The women, chosen for their "looks, kindness, thought and taste", were selected from thousands of candidates. The social network website which organised the event has drawn criticism for treating women as objects but Tan Chao, the site's marketing director, said, "For those who pay most, we will try different means, not within our own club, until we find them the right one."

Cyber granny

Maria Amelia Lopez, a Spanish great grandmother of 95, has become a cyber celebrity after her grandson gave her a blog.

With 60,000 regular readers, Ms Lopez's homely mix of memory and chat on her blog has put her back in touch with the younger generation.

"No one pays any attention to old women any more. But I was surprised by the internet, because young people who were 18 years of age, or 14 or 15, tell me about their lives and what they think and ask my advice."

On her blog she makes references to her youthful good looks, "Ah, how pretty I was, and how little I realised it. I had a very happy youth. Young men were different back then. They brought us flowers, gardenias, violets, chocolates.
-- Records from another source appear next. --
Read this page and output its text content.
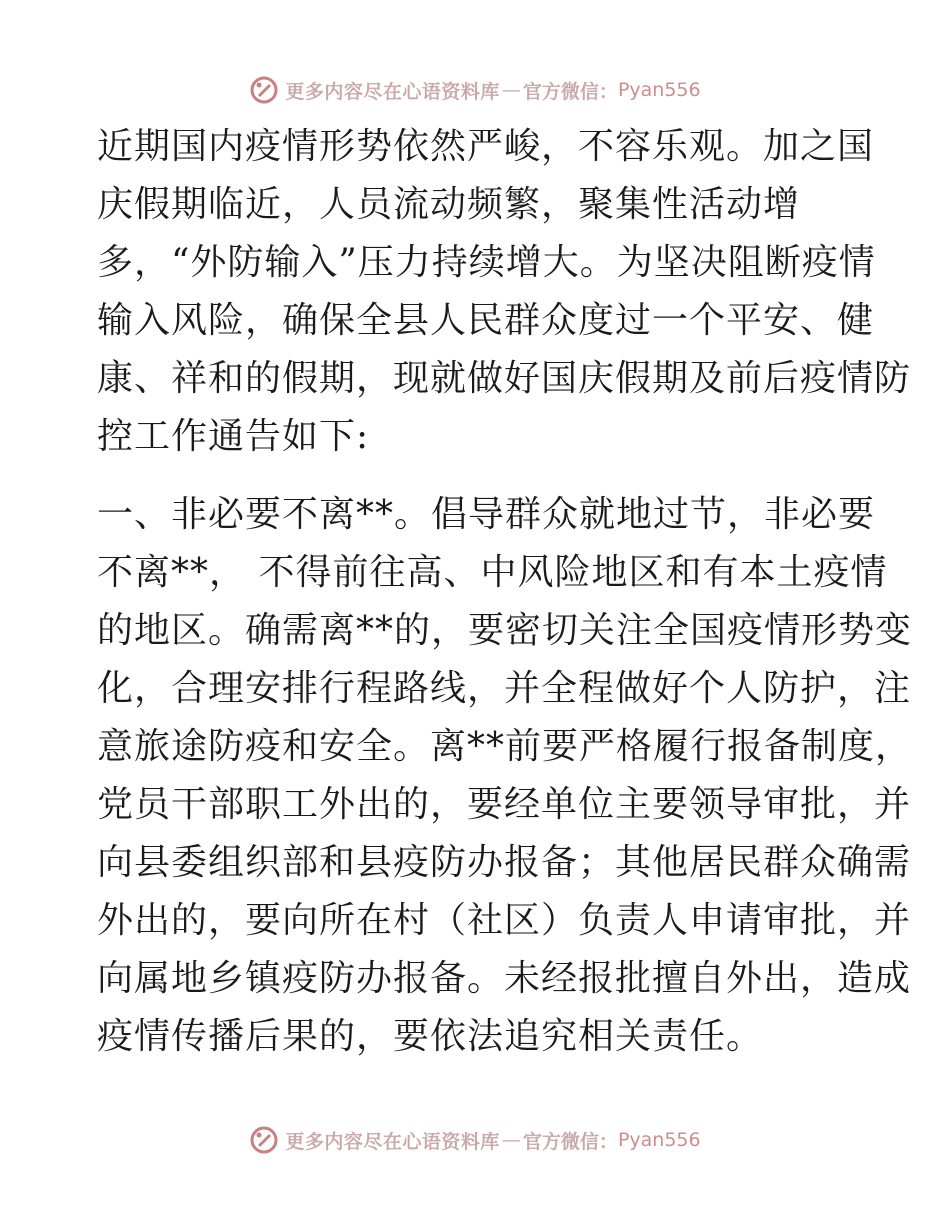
更多内容尽在心语资料库 — 官方微信： Pyan556

近期国内疫情形势依然严峻，不容乐观。加之国

庆假期临近，人员流动频繁，聚集性活动增

多，“外防输入”压力持续增大。为坚决阻断疫情

输入风险，确保全县人民群众度过一个平安、健

康、祥和的假期，现就做好国庆假期及前后疫情防

控工作通告如下:

一、非必要不离**。倡导群众就地过节，非必要

不离**， 不得前往高、中风险地区和有本土疫情

的地区。确需离**的，要密切关注全国疫情形势变

化，合理安排行程路线，并全程做好个人防护，注

意旅途防疫和安全。离**前要严格履行报备制度，

党员干部职工外出的，要经单位主要领导审批，并

向县委组织部和县疫防办报备；其他居民群众确需

外出的，要向所在村（社区）负责人申请审批，并

向属地乡镇疫防办报备。未经报批擅自外出，造成

疫情传播后果的，要依法追究相关责任。

更多内容尽在心语资料库 — 官方微信： Pyan556
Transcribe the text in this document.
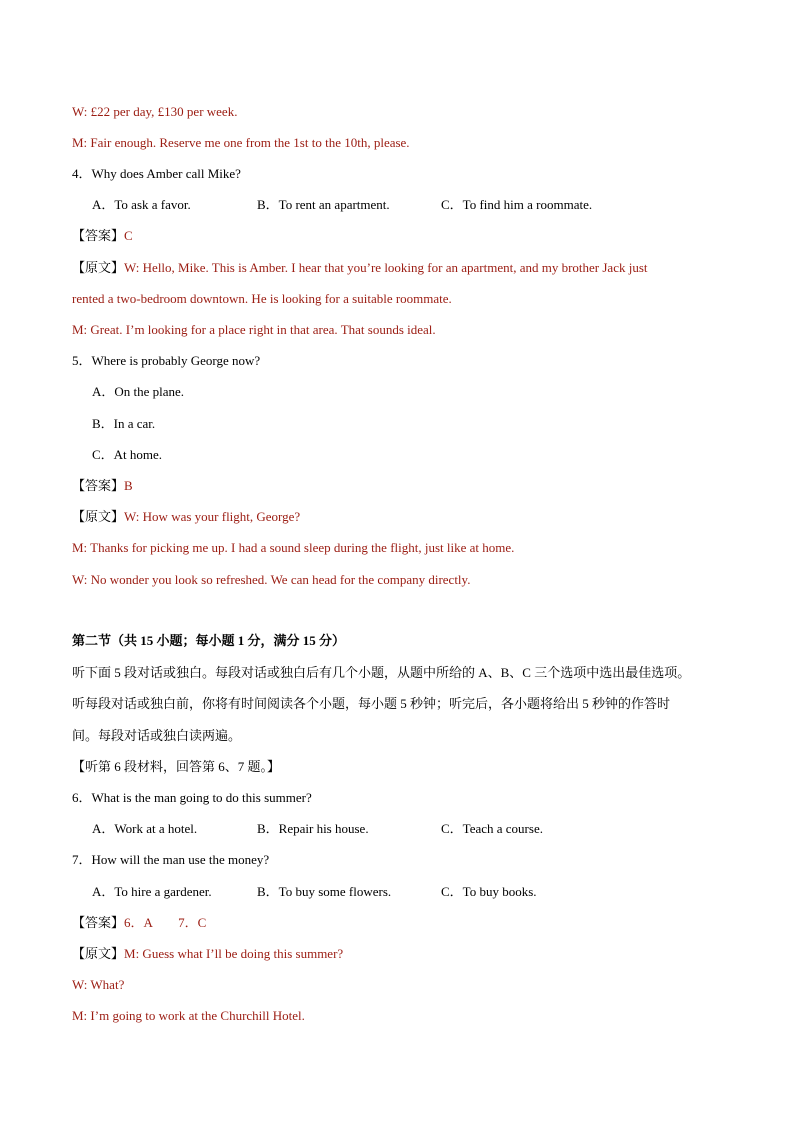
W: £22 per day, £130 per week.
M: Fair enough. Reserve me one from the 1st to the 10th, please.
4．Why does Amber call Mike?
A．To ask a favor.	B．To rent an apartment.	C．To find him a roommate.
【答案】C
【原文】W: Hello, Mike. This is Amber. I hear that you’re looking for an apartment, and my brother Jack just
rented a two-bedroom downtown. He is looking for a suitable roommate.
M: Great. I’m looking for a place right in that area. That sounds ideal.
5．Where is probably George now?
A．On the plane.
B．In a car.
C．At home.
【答案】B
【原文】W: How was your flight, George?
M: Thanks for picking me up. I had a sound sleep during the flight, just like at home.
W: No wonder you look so refreshed. We can head for the company directly.
第二节（共 15 小题；每小题 1 分，满分 15 分）
听下面 5 段对话或独白。每段对话或独白后有几个小题，从题中所给的 A、B、C 三个选项中选出最佳选项。
听每段对话或独白前，你将有时间阅读各个小题，每小题 5 秒钟；听完后，各小题将给出 5 秒钟的作答时
间。每段对话或独白读两遍。
【听第 6 段材料，回答第 6、7 题。】
6．What is the man going to do this summer?
A．Work at a hotel.	B．Repair his house.	C．Teach a course.
7．How will the man use the money?
A．To hire a gardener.	B．To buy some flowers.	C．To buy books.
【答案】6．A　　7．C
【原文】M: Guess what I’ll be doing this summer?
W: What?
M: I’m going to work at the Churchill Hotel.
Not like the foul-mouthed bunch today."

Goat thief ordered to say sorry

An Australian woman who stole a goat and was involved in slaughtering it in a mock Satanic ritual, was ordered by a court yesterday to apologise to the church and the dead goat's owners.

Tracey Arnold, 26, was drinking with friends at a Friday the 13th party last year when she decided to steal the pet goat from the garden of a house in Brisbane. The partygoers then broke into a local church, dragging the goat and killed it in a mock Satanic ritual.

Ms Arnold's lawyer said that when his client drank alcohol she made poor decisions but the magistrate ordered her to apologise to the goat's owners and the Community Church and undergo psychiatric treatment. She was also ordered to pay compensation to the goat's owners and for damage caused to the church.

Trabant is German cult object

When Martin Teucher drives his car, it's the thumping bass in his Trabant's backseat that keeps him awake.

The 24-year-old from Bruchmuehle has tuned his 1980 "Trabi", the smelly two-cylinder symbol of communist East Germany, into the hip-hop generation as fifty years after the first Trabant rolled off an assembly line, the boxy vehicle has become the focus of a cheap-chic hot rod culture.

The Trabant was designed as the communist answer to the Volkswagen Beetle but it was built on the cheap until production halted in 1991. The car clattered at a top speed of 100 kph, trailing a distinctive odour of mixed petrol and oil. Consumers didn't get to choose their colour, and if you crashed your Trabi you might wind up with replacement parts that didn't match.

Super-dry Tibetan autumn

Moisture has become a luxury in the Tibetan capital of Lhasa where many locals are waking up to nosebleeds in the dry autumn as the Himalayan region faces a growing threat of global warming.

As it stands, there is little water component in the air in the Sunlight City which sits at 3,700 metres above sea level, making the weather extremely dry and things flammable, according to the Lhasa Observatory which has reported record low humidity in Lhasa since October.

Tibet, is heating up faster than anywhere else in the world and scientists have warned that the warming Qinghai-Tibet plateau will melt glaciers, dry up major Chinese rivers and trigger drought, sandstorms and desertification.